Unlike you, ChatGPT and other generative AI tools have not been formally educated and trained in the practice of public accountancy and are not licensed CPAs. It is important to supervise and review the output from generative AI just as you would the work of any other engagement team member. Indeed, ChatGPT terms of service at the time of this writing remind users to “evaluate the accuracy of any output as appropriate for your use case, including by using human review of the output.” Consider requiring firm personnel to inform their supervisor when work has been created or developed using generative AI. Doing so will help ensure that the output is properly reviewed.

On the topic of output, we’re getting there. Last April, tax app Keeper unveiled its scary good GPT-4 “Ask an AI accountant” tool. After being trained on 2023 tax updates, the AI accountant could broadly answer tax questions correctly 84.19% of the time (its work was checked by human professionals). It was quite good at knowing which tax forms to apply to which situation and understanding real estate tax implications but not so good at getting tax form details right, including what certain lines and boxes are intended for. Checkmate, robots. As skilled as it is at certain repetitive and pre-trained tasks it still needs close human supervision for most applications.

We’re not sure what search data DevRev looked at to come up with their list because here’s what the last 90 days of Google Trends looks like for four search terms:

🔵 will AI replace accountants

🔴 How will AI affect accountants

🟡 will AI replace lawyers

🟢 How will AI affect lawyers

For both lawyers and accountants there were no results for “how will AI affect ____” so we ran it again with a more generic term and went back 12 months.

Yeah, lawyers win.

3 thoughts on “Accountants Aren’t the Scarediest About How AI Will Affect Them

  1. Whenever a salesman pitches me on how their software or service uses AI, I imagine a sweat shop in a third world shit hole with thousands of slaves manually processing transactions. I think AI might be the biggest scam/fad since cryptocurrency.

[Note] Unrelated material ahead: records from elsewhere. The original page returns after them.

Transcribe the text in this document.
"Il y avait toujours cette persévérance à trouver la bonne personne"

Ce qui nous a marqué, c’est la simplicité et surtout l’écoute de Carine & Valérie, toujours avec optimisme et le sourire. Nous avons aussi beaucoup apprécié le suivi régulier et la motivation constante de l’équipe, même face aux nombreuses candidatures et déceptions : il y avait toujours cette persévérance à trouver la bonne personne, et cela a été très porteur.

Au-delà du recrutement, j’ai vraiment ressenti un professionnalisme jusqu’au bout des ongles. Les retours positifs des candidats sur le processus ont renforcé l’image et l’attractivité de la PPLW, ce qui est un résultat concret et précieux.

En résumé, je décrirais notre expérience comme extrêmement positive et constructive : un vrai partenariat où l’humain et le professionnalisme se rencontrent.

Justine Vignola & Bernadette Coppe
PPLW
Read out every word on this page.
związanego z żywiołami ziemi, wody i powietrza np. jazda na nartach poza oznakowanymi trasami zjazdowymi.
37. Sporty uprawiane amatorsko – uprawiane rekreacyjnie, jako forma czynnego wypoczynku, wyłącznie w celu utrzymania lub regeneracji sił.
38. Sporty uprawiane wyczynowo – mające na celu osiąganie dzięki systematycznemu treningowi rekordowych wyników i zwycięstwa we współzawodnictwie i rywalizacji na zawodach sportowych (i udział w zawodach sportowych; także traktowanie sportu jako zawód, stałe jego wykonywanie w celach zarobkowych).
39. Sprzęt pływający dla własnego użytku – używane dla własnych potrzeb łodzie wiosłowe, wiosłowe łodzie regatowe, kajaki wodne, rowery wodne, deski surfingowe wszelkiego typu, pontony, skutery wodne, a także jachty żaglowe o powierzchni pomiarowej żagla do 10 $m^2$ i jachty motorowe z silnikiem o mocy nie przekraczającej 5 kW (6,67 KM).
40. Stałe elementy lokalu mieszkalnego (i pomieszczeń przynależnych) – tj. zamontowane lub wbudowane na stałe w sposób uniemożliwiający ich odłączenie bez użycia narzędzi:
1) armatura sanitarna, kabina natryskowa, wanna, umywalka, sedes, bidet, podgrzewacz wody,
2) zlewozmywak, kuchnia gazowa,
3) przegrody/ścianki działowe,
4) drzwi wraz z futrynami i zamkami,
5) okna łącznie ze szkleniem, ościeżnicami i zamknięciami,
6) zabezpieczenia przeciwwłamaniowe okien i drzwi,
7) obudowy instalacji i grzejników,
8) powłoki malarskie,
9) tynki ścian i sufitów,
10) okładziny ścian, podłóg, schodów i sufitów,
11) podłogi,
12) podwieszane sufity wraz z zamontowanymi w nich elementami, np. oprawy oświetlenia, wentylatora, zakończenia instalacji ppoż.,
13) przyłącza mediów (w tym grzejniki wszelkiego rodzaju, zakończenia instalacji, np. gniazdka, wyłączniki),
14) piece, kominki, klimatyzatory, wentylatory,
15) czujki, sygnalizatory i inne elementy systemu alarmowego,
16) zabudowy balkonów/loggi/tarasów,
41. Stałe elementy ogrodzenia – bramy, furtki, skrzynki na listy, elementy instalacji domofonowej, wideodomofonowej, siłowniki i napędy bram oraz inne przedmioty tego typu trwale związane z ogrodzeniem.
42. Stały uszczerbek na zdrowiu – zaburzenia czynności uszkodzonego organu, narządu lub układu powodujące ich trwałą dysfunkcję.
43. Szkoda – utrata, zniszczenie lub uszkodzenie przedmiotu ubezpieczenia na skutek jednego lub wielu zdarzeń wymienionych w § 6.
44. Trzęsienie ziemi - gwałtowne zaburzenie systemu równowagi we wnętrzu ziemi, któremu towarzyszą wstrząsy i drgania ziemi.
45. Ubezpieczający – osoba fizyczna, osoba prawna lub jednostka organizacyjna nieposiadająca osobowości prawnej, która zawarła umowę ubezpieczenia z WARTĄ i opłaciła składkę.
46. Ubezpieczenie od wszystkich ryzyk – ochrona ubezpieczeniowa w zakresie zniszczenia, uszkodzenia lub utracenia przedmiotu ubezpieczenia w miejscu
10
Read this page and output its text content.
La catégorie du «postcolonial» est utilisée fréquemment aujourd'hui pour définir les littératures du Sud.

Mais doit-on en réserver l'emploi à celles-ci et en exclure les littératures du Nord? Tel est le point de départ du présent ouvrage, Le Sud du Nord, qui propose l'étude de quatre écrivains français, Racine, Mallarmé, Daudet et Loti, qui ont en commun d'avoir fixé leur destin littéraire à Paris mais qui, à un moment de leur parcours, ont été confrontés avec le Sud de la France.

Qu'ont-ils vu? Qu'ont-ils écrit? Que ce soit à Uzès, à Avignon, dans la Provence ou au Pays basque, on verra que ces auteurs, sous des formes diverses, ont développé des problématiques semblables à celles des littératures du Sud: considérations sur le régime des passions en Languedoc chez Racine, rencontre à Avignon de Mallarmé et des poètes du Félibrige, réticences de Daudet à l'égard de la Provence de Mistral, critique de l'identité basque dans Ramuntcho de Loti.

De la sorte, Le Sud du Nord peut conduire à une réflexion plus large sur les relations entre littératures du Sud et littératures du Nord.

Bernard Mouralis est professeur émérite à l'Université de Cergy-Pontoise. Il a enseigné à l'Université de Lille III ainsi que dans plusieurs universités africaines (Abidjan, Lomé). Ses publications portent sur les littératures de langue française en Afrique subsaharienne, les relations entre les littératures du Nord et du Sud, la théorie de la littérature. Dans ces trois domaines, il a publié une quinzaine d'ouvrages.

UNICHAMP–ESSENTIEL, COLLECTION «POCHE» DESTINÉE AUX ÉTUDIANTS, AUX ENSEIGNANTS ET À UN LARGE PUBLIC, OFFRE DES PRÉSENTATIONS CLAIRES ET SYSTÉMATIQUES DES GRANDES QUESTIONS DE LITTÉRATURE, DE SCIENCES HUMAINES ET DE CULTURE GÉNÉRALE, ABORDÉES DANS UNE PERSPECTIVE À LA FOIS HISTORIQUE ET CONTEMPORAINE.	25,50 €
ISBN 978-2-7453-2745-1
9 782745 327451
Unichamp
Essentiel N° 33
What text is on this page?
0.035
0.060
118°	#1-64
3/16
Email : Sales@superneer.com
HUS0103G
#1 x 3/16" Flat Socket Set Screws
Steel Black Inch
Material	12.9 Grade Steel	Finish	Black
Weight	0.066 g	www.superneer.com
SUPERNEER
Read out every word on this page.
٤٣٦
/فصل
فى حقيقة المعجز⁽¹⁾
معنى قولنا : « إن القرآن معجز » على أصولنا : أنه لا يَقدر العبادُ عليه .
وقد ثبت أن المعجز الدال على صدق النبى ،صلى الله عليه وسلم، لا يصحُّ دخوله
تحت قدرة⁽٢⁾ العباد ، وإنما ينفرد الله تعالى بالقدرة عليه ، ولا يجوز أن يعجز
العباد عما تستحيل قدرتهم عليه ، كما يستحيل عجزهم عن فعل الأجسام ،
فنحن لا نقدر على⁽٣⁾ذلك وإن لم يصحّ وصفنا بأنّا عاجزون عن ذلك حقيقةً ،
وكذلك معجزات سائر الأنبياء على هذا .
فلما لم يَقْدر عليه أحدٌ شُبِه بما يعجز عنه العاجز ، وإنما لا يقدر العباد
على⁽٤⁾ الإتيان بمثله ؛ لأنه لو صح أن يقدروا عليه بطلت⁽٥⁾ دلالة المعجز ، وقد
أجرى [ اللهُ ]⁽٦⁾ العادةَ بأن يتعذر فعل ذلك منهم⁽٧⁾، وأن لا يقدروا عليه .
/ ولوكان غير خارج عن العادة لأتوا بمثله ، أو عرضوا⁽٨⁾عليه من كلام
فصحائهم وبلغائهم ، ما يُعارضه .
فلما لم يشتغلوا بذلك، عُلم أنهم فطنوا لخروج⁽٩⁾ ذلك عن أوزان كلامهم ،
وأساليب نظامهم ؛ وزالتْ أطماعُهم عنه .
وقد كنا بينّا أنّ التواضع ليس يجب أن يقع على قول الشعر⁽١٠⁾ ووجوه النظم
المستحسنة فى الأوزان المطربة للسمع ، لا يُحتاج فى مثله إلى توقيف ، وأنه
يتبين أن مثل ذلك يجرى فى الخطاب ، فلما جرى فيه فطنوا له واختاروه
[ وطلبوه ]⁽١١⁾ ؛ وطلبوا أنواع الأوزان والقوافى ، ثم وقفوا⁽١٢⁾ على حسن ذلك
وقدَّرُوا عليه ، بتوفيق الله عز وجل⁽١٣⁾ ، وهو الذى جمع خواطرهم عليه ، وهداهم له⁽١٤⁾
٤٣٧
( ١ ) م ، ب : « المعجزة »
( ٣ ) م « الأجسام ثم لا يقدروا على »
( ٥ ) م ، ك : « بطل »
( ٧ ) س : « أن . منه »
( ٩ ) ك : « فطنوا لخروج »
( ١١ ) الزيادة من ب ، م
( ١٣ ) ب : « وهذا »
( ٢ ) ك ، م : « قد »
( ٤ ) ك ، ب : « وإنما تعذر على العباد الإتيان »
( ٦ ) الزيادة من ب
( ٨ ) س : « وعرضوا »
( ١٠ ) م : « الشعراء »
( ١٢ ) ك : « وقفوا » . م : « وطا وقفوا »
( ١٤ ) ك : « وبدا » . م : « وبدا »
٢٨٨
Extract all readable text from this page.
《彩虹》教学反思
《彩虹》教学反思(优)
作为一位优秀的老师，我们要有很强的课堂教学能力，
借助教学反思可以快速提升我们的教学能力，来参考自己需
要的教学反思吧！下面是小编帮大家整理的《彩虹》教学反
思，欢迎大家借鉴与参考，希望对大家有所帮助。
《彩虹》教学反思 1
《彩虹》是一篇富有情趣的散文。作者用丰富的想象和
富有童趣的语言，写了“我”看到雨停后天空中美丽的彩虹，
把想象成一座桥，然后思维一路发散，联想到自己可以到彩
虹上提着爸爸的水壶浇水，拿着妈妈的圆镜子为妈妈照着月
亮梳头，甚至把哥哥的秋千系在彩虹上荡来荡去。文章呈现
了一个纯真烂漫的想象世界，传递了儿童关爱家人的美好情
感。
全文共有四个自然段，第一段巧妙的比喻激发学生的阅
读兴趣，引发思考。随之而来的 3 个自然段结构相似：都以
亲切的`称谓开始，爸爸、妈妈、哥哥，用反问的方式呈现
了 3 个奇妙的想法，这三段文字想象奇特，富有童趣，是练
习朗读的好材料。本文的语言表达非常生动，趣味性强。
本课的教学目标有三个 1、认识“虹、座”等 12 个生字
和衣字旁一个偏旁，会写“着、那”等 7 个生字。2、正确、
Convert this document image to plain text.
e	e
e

    1. A few years ago I did some microtasking work and yes, you’re spot on. I’d get a few cents to click all the humans in an image or draw a bounding box around an object. It took like 5 seconds so it added up when you did hundreds of them. I also remember doing conversational language training with Facebook projects that involved tagging responses for certain emotions and ranking its accuracy and tone.

      Dug up this old article I remembered reading that talks about it: https://inevitablehuman.com/the-data-factories-and-virtual-sweatshops-that-make-the-internet-run-smoothly/

      1. My favorite example is when I have a software salesman trying to sell me on something like A/P automation. I’ve had several of them hype up all the fancy AI they’re using to automatically code the vendor invoices before routing them through their electronic system. It’s like magic!!

        Later on I find out that it isn’t actually AI or OCI or any fancy technology, but rather low paid slave labor reviewing each invoice and coding it in the system overnight. And then when I show up for work the next day, all the fields on my invoice have magically been coded in the A/P system.

        Of course, we still need to review the data and there are always mistakes, which completely blows the promised efficiency of such a system. It’s all a bunch of bullshit.